Every now and then we get the chance to experience living in the context of another's life… that is, a way or viewpoint that is unique from our own lives. Tasting the pearls and perils of another’s lifestyle help us either to be more grateful for what we have or give us ideas of how to better our lives.
Travelling to places far from what we know – culturally, geographically or otherwise is one of the best ways to do this (splashing out for a weekend at the Ritz or setting up bed beside a homeless man for the night is the closest we’d get to out-of-the-ordinary living in the city). Tonight, by divine luck or a set of linked ‘coincidences’ I find myself in a cushy little yurt in the middle of a Californian forest (near Boulder Creek, one hour south of San Francisco). I’m yurt-sitting, as the owner visits a friend afar this weekend. Just twenty four hours in this thing and I’m ready to unpack my bags for good.
This yurt has its own fresh water well which is used to supply the solar heated shower/hot tub, compost toilet, a closed in wood fire, a large couch, a double bed, a sectioned off bedroom, a dining table with four long backed rocking-chair-style (without the rock) wooden chairs, an oven, a sink, a fridge, tall bookcase, coffee grinder, and wood paneled floors.
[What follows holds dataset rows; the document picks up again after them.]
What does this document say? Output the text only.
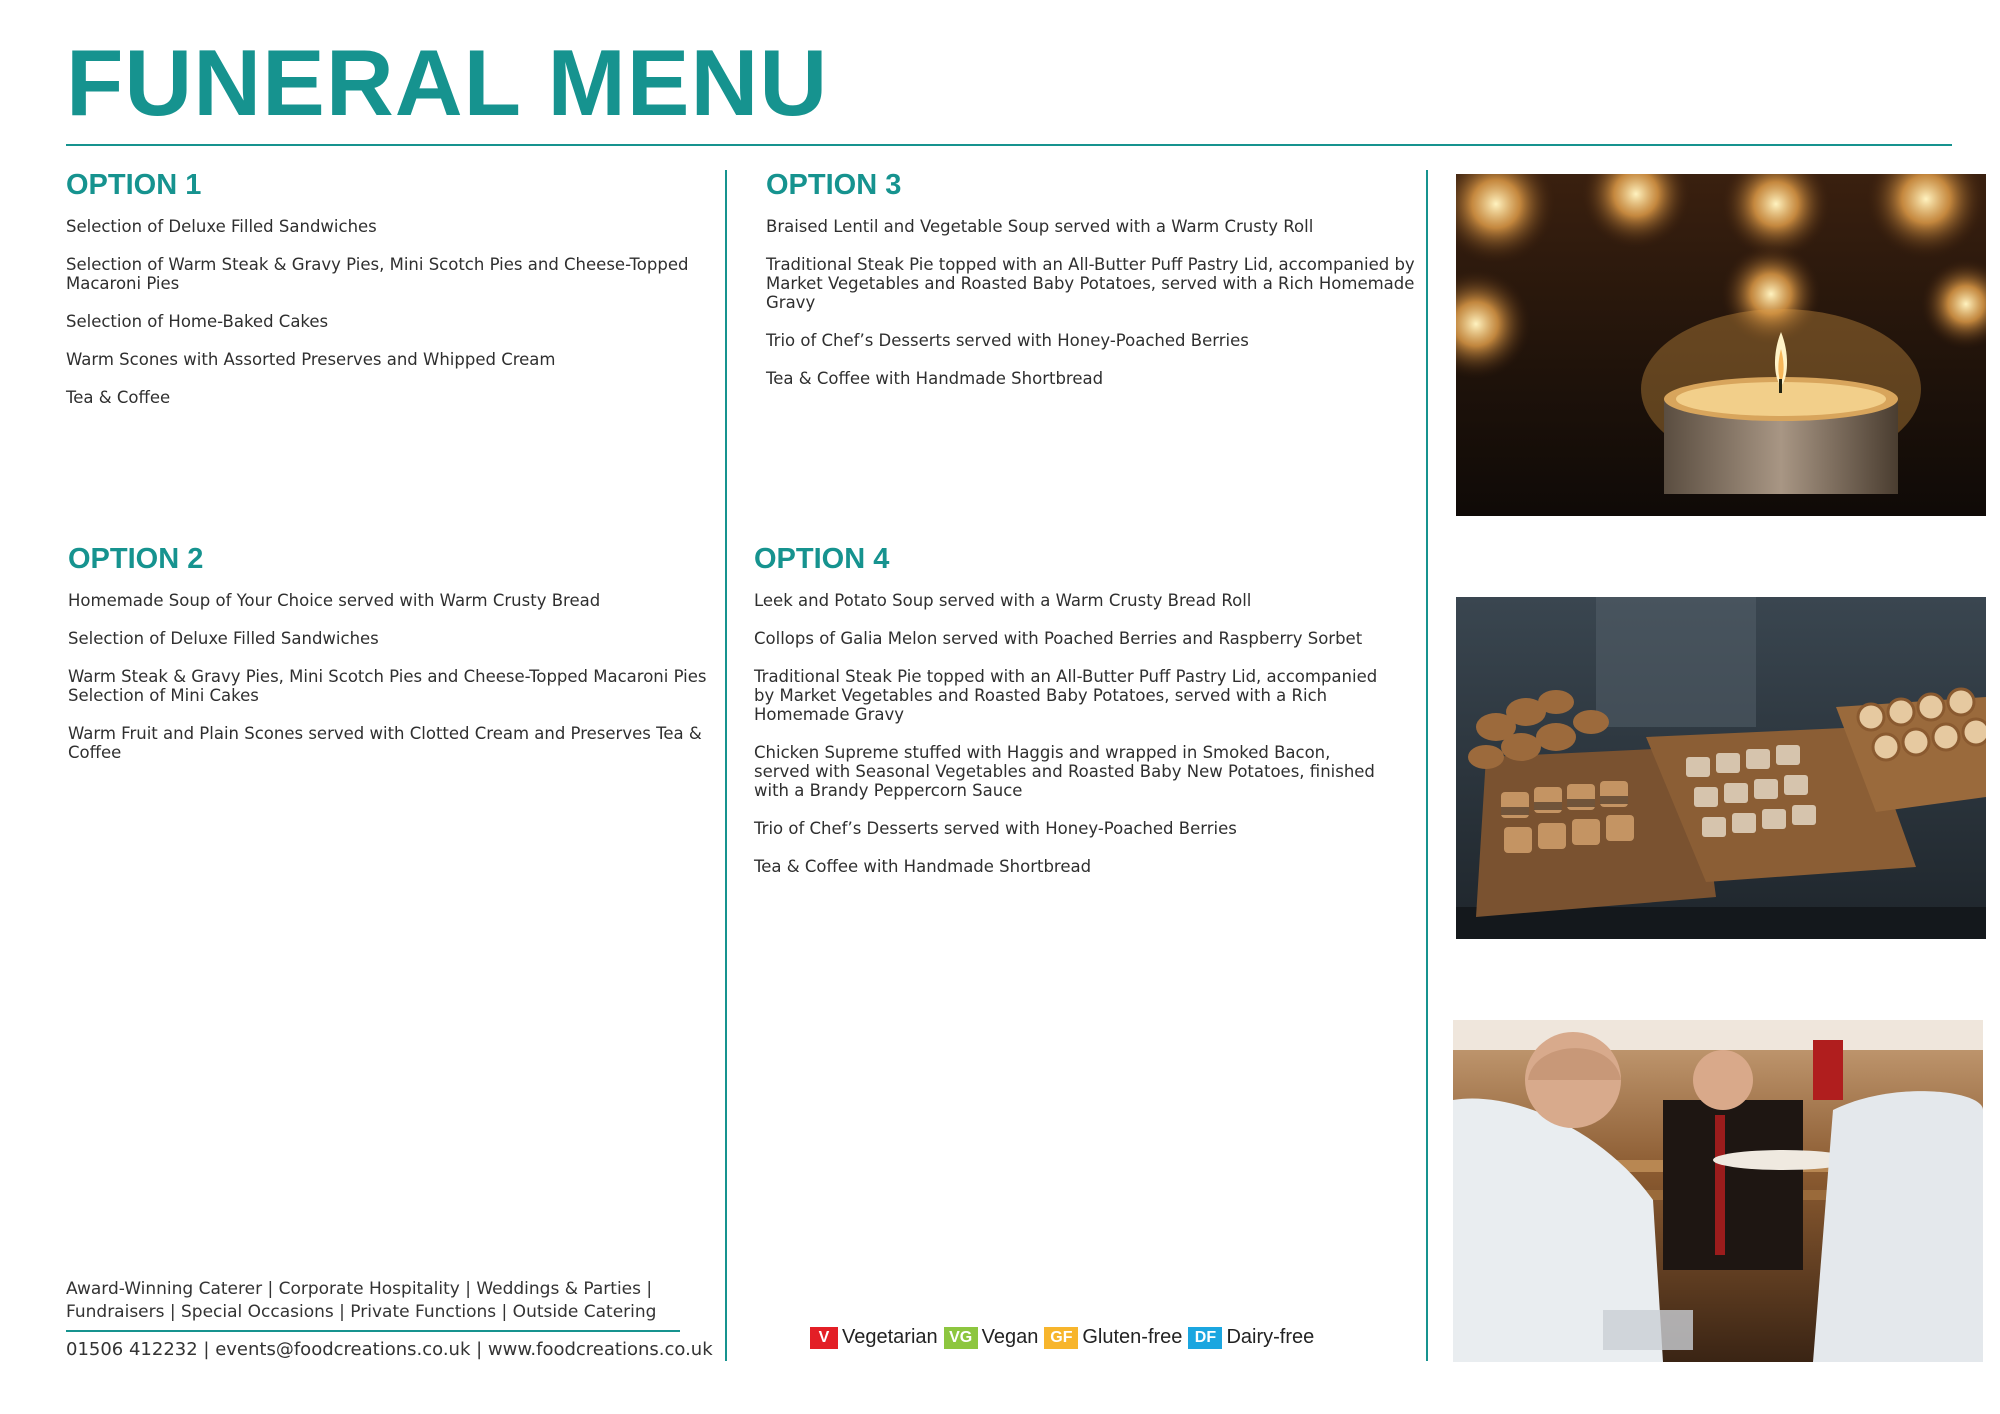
FUNERAL MENU
OPTION 1
Selection of Deluxe Filled Sandwiches
Selection of Warm Steak & Gravy Pies, Mini Scotch Pies and Cheese-Topped Macaroni Pies
Selection of Home-Baked Cakes
Warm Scones with Assorted Preserves and Whipped Cream
Tea & Coffee
OPTION 2
Homemade Soup of Your Choice served with Warm Crusty Bread
Selection of Deluxe Filled Sandwiches
Warm Steak & Gravy Pies, Mini Scotch Pies and Cheese-Topped Macaroni Pies Selection of Mini Cakes
Warm Fruit and Plain Scones served with Clotted Cream and Preserves Tea & Coffee
OPTION 3
Braised Lentil and Vegetable Soup served with a Warm Crusty Roll
Traditional Steak Pie topped with an All-Butter Puff Pastry Lid, accompanied by Market Vegetables and Roasted Baby Potatoes, served with a Rich Homemade Gravy
Trio of Chef’s Desserts served with Honey-Poached Berries
Tea & Coffee with Handmade Shortbread
OPTION 4
Leek and Potato Soup served with a Warm Crusty Bread Roll
Collops of Galia Melon served with Poached Berries and Raspberry Sorbet
Traditional Steak Pie topped with an All-Butter Puff Pastry Lid, accompanied by Market Vegetables and Roasted Baby Potatoes, served with a Rich Homemade Gravy
Chicken Supreme stuffed with Haggis and wrapped in Smoked Bacon, served with Seasonal Vegetables and Roasted Baby New Potatoes, finished with a Brandy Peppercorn Sauce
Trio of Chef’s Desserts served with Honey-Poached Berries
Tea & Coffee with Handmade Shortbread
Award-Winning Caterer | Corporate Hospitality | Weddings & Parties |
Fundraisers | Special Occasions | Private Functions | Outside Catering
01506 412232 | events@foodcreations.co.uk | www.foodcreations.co.uk
V Vegetarian VG Vegan GF Gluten-free DF Dairy-free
It is as fully equipped in every sense as the conventional home with all its comforts, except for the T.V and flush toilet. There is only one circular room here with a fireplace and clear, adjustable sunroof. You have all the time in the world to collect firewood, listen to the crickets at night and blue birds at first light; all the time to read and bake or walk the surrounding ‘less beaten’ forest trails of the hilly landscape surrounding the yurt.
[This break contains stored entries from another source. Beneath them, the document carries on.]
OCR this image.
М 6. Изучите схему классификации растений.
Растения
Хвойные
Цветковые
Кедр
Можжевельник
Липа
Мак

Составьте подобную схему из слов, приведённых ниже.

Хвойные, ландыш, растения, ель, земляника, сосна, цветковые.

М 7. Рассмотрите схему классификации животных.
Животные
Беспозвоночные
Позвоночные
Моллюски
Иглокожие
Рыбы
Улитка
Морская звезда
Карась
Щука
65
Living this way you can’t help but feel there’s nothing else you could possibly want or need – living in a yurt, a sense of abundance prevails. Nature has a way of helping you realize it. Who knows how long it may take until the temptations of the modern world and the call of far-away loved ones will compel me to leave the latticed walls of this place. Once the domain of the hippies and mountain hermits; yurt living need not be an uncomfortable lonely affair today. With many eco converts searching for a more sustainable way of living, the yurt is a perfect contender to create a home.